Goh Janice J N, Patel Anu, Ngara Bernard, van Wijk Rob C, Strydom Natasha, Wang Qianwen, Van Nhi, Washington Tracy M, Nuermberger Eric L, Aldridge Bree B, Roubert Christine, Sarathy Jansy, Dartois Véronique, Savic Rada M
Department of Bioengineering and Therapeutic Sciences, University of California, San Francisco, San Francisco, CA, USA.
Department of Molecular Biology and Microbiology, Tufts University School of Medicine, and Stuart B. Levy Center for Integrated Management of Antimicrobial Resistance Boston, Boston, MA, USA.
iScience. 2025 Jan 30;28(3):111932. doi: 10.1016/j.isci.2025.111932. eCollection 2025 Mar 21.
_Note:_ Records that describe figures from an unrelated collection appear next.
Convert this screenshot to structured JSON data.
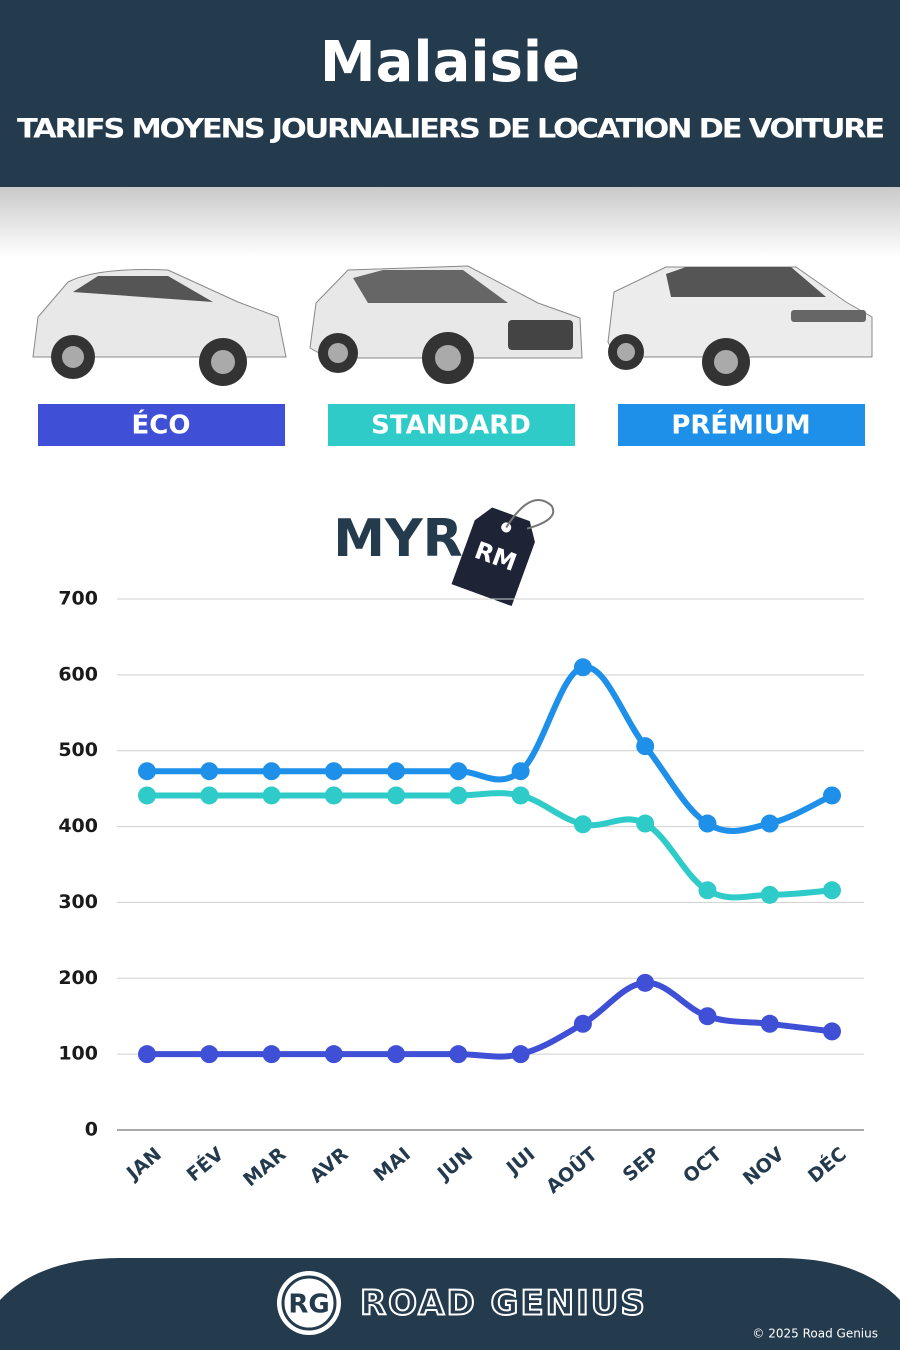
{
  "chart_data": {
    "type": "line",
    "title": "Malaisie",
    "subtitle": "TARIFS MOYENS JOURNALIERS DE LOCATION DE VOITURE",
    "y_label": "MYR",
    "tag_text": "RM",
    "categories": [
      "JAN",
      "FÉV",
      "MAR",
      "AVR",
      "MAI",
      "JUN",
      "JUI",
      "AOÛT",
      "SEP",
      "OCT",
      "NOV",
      "DÉC"
    ],
    "series": [
      {
        "name": "ÉCO",
        "color": "#3f4fd6",
        "values": [
          100,
          100,
          100,
          100,
          100,
          100,
          100,
          140,
          194,
          150,
          140,
          130
        ]
      },
      {
        "name": "STANDARD",
        "color": "#2ecbc8",
        "values": [
          441,
          441,
          441,
          441,
          441,
          441,
          441,
          403,
          404,
          316,
          310,
          316
        ]
      },
      {
        "name": "PRÉMIUM",
        "color": "#1e90ea",
        "values": [
          473,
          473,
          473,
          473,
          473,
          473,
          473,
          610,
          506,
          404,
          404,
          441
        ]
      }
    ],
    "ylim": [
      0,
      700
    ],
    "yticks": [
      0,
      100,
      200,
      300,
      400,
      500,
      600,
      700
    ],
    "grid": true
  },
  "footer": {
    "logo": "RG",
    "brand": "ROAD GENIUS",
    "copyright": "© 2025 Road Genius"
  }
}
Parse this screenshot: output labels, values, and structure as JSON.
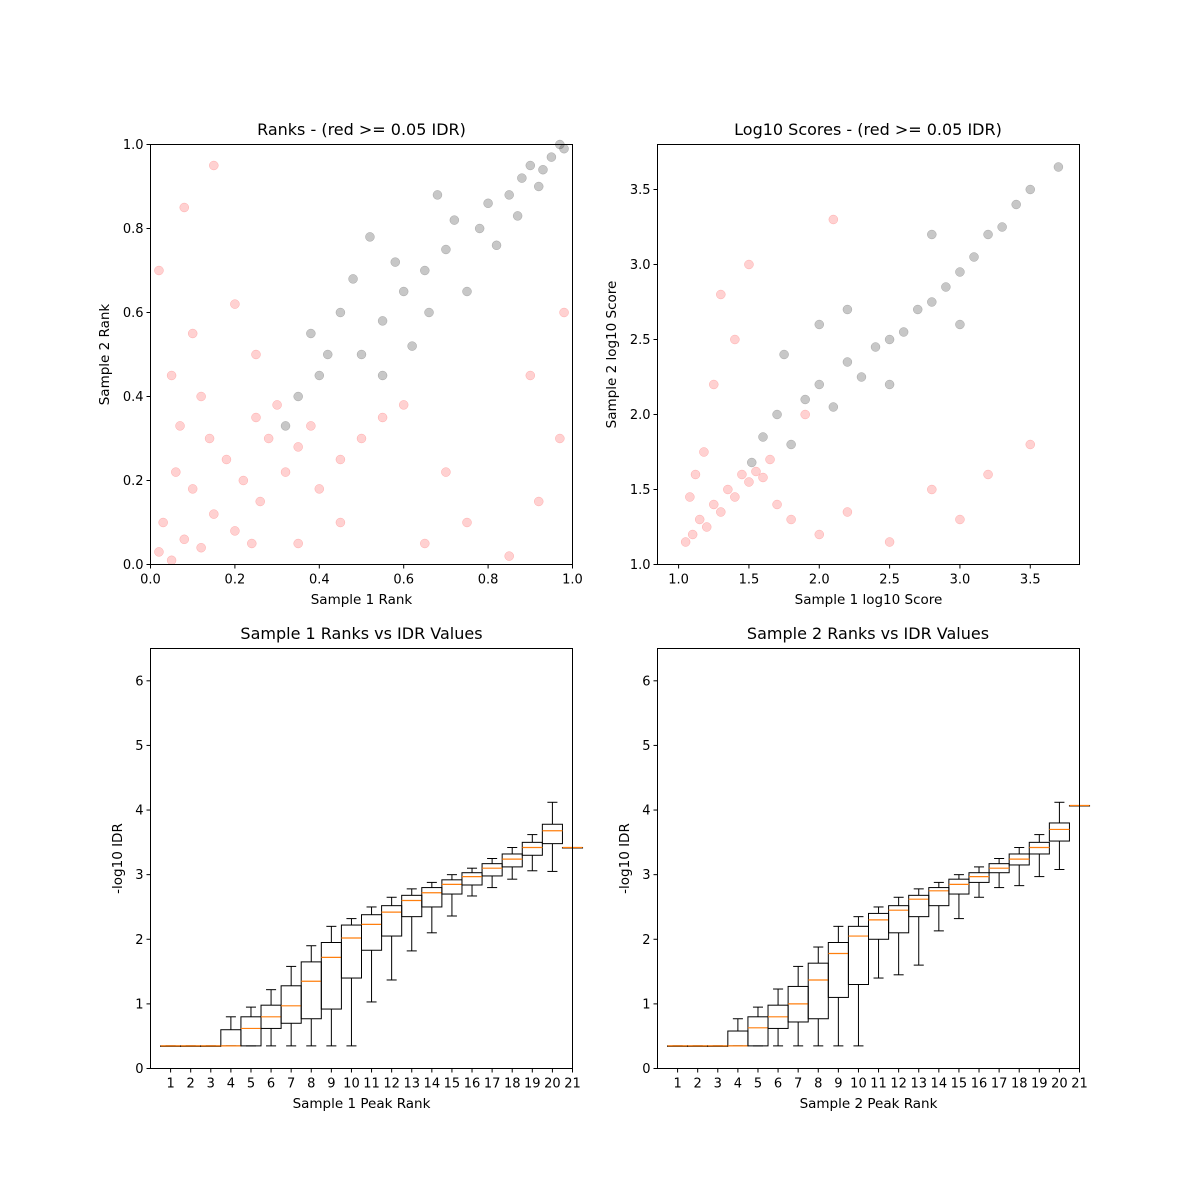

Multiple potency assays are used to evaluate compounds against , but a consensus on clinically relevant assays is lacking. We aimed to identify an assay signature that predicts preclinical efficacy and early clinical outcome. Thirty-one unique assays were compiled for 10 TB drugs. EC values were compared to pharmacokinetic-pharmacodynamic (PK-PD)-model-derived EC values from mice evaluated via multinomial regression. External validation of best-performing assay combinations was performed using five new TB drugs. Best-performing assay signatures for acute and subacute infections were described by assays that reproduce conditions found in macrophages and foamy macrophages and chronic infection by the caseum assay. Subsequent simulated mouse bacterial burden over time using predicted EC was within 2-fold of observations. This study helps us identify clinically relevant assays and prioritize successful drug candidates, saving resources and accelerating clinical success.
多种效价测定法用于评估化合物对……的效果,但目前缺乏关于临床相关测定法的共识。我们旨在确定一种能够预测临床前疗效和早期临床结果的测定法特征。针对10种抗结核药物编制了31种独特的测定法。将半数效应浓度(EC)值与通过多项回归评估的小鼠药代动力学-药效学(PK-PD)模型得出的EC值进行比较。使用5种新型抗结核药物对表现最佳的测定法组合进行外部验证。急性和亚急性感染的最佳表现测定法特征由能够重现巨噬细胞和泡沫巨噬细胞中条件的测定法描述,而慢性感染则由干酪样物质测定法描述。随后使用预测的半数效应浓度(EC)模拟小鼠随时间的细菌负荷,其结果在观察值的2倍以内。这项研究有助于我们确定临床相关测定法,并对成功的候选药物进行优先级排序,从而节省资源并加速临床成功。